The father of nylon was a Harvard-educated, world-renowned organic chemist Wallace Carothers born in 1896. Carothers was hired away from academic research by DuPont in 1927. DuPont is an American conglomerate founded in 1802 as a gunpowder mill, which has expanded over the last two centuries to become one of the largest chemical companies in the world, and they owe a large part of their success to the research work of Wallace Carothers.
After leaving Harvard, Carothers established himself in the DuPont Experimental Station and quickly started to research the possibility of producing synthetic materials by melting different organic compounds together. After several years of experimental work, on 28 February 1935, Carothers produced an example of the first wholly synthetic fabric, nylon.

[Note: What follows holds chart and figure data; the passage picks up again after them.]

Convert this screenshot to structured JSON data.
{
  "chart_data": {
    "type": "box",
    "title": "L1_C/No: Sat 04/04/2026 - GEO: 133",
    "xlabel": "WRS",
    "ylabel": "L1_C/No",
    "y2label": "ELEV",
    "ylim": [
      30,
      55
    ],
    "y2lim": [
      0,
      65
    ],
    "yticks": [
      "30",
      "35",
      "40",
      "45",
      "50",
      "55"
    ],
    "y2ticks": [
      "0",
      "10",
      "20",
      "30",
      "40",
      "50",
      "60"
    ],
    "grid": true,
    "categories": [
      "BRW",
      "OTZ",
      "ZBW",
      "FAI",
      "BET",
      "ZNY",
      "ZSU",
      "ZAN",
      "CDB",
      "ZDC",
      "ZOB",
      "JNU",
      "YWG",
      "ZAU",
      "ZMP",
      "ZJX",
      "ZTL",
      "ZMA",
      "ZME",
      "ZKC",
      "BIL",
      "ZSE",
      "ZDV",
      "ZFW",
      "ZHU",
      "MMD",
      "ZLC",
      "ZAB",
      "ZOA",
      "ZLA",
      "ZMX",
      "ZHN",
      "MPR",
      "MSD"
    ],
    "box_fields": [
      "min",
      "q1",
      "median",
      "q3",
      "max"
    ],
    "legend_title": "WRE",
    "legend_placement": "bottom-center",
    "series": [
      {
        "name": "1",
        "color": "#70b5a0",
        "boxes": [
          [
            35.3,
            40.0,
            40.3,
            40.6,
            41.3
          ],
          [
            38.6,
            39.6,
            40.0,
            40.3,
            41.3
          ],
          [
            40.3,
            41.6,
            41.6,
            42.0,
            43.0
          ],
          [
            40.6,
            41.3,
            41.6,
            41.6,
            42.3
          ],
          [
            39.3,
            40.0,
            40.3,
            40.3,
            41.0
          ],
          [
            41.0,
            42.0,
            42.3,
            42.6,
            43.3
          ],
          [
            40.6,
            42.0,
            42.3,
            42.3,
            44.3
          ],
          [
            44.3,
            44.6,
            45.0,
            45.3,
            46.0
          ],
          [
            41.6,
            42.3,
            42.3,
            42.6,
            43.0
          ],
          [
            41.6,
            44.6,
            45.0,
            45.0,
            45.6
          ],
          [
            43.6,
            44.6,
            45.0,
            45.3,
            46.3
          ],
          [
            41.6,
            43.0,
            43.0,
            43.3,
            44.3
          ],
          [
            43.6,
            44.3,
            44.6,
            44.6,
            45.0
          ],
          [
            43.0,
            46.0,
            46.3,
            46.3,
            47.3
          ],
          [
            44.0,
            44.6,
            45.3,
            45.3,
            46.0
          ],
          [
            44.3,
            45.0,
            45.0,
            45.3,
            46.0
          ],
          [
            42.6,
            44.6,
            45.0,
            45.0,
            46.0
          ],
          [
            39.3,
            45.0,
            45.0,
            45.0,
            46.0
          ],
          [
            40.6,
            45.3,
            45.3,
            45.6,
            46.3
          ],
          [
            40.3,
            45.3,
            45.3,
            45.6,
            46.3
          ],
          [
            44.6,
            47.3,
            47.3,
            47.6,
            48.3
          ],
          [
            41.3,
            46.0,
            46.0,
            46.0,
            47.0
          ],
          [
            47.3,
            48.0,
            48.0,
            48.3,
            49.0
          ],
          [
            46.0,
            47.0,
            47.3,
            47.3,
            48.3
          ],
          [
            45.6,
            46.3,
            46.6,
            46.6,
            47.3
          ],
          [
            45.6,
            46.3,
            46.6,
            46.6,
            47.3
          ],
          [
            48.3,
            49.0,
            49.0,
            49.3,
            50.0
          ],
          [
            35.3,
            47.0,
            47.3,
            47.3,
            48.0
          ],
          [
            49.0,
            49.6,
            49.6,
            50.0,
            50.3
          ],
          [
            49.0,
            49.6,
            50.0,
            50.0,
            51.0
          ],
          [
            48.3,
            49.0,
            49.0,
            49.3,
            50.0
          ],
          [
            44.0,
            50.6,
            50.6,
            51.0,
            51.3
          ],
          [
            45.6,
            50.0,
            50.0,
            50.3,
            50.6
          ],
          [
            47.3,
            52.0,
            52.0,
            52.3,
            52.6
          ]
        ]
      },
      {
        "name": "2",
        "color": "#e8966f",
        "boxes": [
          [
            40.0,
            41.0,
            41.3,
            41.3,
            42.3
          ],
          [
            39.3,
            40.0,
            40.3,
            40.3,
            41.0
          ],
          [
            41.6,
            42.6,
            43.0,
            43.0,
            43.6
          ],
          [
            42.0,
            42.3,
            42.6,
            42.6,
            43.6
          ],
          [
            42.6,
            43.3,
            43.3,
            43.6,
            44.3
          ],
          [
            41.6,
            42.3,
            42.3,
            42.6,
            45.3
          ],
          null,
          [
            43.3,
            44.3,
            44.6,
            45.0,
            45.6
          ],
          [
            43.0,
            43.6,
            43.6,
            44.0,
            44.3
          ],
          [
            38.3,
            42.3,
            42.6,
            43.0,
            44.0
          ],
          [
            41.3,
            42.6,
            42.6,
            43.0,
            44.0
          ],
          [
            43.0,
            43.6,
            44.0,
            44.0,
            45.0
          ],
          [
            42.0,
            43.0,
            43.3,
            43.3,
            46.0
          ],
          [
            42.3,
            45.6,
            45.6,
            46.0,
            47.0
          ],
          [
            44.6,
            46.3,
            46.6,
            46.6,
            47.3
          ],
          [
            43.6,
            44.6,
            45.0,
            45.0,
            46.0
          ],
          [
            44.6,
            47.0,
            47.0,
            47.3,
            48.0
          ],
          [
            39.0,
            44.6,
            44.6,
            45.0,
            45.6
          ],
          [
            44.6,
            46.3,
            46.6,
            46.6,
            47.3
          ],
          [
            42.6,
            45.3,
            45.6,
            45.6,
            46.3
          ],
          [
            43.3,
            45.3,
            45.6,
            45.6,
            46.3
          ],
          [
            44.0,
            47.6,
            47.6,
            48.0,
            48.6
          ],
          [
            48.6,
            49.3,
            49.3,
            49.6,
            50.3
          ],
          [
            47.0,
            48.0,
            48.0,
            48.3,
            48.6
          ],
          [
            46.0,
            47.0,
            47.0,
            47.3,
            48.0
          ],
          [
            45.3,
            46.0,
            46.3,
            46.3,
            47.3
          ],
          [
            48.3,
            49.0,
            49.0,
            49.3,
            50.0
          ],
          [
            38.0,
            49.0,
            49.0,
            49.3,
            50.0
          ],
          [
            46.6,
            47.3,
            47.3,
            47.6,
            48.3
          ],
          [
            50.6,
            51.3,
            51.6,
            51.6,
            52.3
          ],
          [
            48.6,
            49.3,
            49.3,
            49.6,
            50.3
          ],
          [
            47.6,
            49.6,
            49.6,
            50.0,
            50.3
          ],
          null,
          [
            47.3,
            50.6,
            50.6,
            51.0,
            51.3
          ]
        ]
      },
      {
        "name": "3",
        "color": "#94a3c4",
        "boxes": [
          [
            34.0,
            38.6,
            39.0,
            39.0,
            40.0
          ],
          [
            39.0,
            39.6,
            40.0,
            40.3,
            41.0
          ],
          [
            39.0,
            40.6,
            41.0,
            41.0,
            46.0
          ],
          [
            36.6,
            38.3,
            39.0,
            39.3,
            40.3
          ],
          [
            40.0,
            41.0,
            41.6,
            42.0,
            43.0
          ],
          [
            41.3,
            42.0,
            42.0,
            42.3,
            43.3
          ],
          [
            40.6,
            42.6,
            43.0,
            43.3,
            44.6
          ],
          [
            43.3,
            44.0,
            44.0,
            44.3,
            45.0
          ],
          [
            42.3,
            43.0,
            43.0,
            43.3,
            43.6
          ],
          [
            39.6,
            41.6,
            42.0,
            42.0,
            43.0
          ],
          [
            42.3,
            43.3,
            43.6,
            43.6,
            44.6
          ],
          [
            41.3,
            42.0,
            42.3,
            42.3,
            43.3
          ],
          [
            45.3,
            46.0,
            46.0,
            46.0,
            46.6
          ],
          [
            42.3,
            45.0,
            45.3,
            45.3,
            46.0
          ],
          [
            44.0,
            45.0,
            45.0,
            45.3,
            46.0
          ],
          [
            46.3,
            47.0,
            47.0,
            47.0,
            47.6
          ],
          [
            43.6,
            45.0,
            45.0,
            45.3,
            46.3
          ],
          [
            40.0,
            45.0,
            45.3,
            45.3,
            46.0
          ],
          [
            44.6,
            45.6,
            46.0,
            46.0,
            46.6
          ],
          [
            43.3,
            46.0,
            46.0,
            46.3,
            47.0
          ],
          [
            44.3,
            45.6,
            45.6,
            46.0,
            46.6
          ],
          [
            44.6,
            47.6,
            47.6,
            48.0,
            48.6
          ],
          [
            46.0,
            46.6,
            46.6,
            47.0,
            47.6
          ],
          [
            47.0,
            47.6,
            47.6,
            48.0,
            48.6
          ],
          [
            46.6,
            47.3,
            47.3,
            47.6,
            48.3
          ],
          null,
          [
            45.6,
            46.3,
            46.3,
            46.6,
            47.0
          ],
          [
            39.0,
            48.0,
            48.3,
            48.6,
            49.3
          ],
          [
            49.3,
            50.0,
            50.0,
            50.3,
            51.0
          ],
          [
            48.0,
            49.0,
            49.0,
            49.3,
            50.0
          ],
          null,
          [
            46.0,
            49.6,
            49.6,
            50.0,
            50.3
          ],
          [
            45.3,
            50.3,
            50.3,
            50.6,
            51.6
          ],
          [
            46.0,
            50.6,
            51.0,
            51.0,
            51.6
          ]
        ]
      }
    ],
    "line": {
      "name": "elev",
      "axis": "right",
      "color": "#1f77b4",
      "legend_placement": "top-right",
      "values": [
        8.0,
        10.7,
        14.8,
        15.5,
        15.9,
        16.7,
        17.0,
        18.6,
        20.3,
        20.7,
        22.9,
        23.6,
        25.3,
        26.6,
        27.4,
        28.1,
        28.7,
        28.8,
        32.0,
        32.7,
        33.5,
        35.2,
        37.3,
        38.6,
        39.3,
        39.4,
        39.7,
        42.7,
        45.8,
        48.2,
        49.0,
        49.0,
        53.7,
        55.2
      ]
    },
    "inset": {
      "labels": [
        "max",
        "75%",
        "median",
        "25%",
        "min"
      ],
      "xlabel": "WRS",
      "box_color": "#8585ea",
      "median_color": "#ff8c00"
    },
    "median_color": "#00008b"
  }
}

Nylon formed by combining two Carbon based substances, which create a solid at the boundary where they meet, that can be stretched and made into a thread. When nylon is heated and pushed through tiny holes under pressure, it forms thin fibres which are quickly pulled away so that they cool and stretch. Nylon was found to give filaments with far greater strength and resistance to heat and water than any previous man-made fibre.
DuPont were keen to find as many commercial uses for the new wonder material as possible. The company initially tested nylon in toothbrushes, but eventually focused on the women’s hosiery market. The popularity of silk stockings in the 1930s had not decreased their cost, and when ‘nylons’ were launched as a cheaper and snag-resistant alternative, they flew off the shelves, even causing riots with women fighting each other to get a pair.
On February 24, 1938, the Weco Products Company of Chicago, Illinois, began selling its new “Dr. West’s Miracle-Tuft”, the earliest toothbrush to use synthetic DuPont nylon bristles.
At the outbreak of war DuPont looked to exploit nylon for the war effort. By 1945 DuPont was producing around 25 million pounds of nylon annually, mostly for use in rope, nets and as a cheaper alternative to silk for parachutes. With DuPont’s production diverted away from stockings, women took to painting their legs to mimic ‘nylons’ and they were used as currency on the black-markets of Europe and America throughout the war.
Wallace Carothers had almost 50 patents to his name by 1937 and had generated huge profits for DuPont. Carothers had suffered from depression throughout his life and had often doubted his abilities as a chemist. Two years after he successfully synthesised nylon, but before it was first commercially available, Carothers was overcome by his illness, taking his own life by swallowing a cocktail of lemon juice and potassium cyanide on 28 April 1937. This tragic event was widely reported in the United States, but Carothers has faded from history even as the uses and application of nylon continue to develop.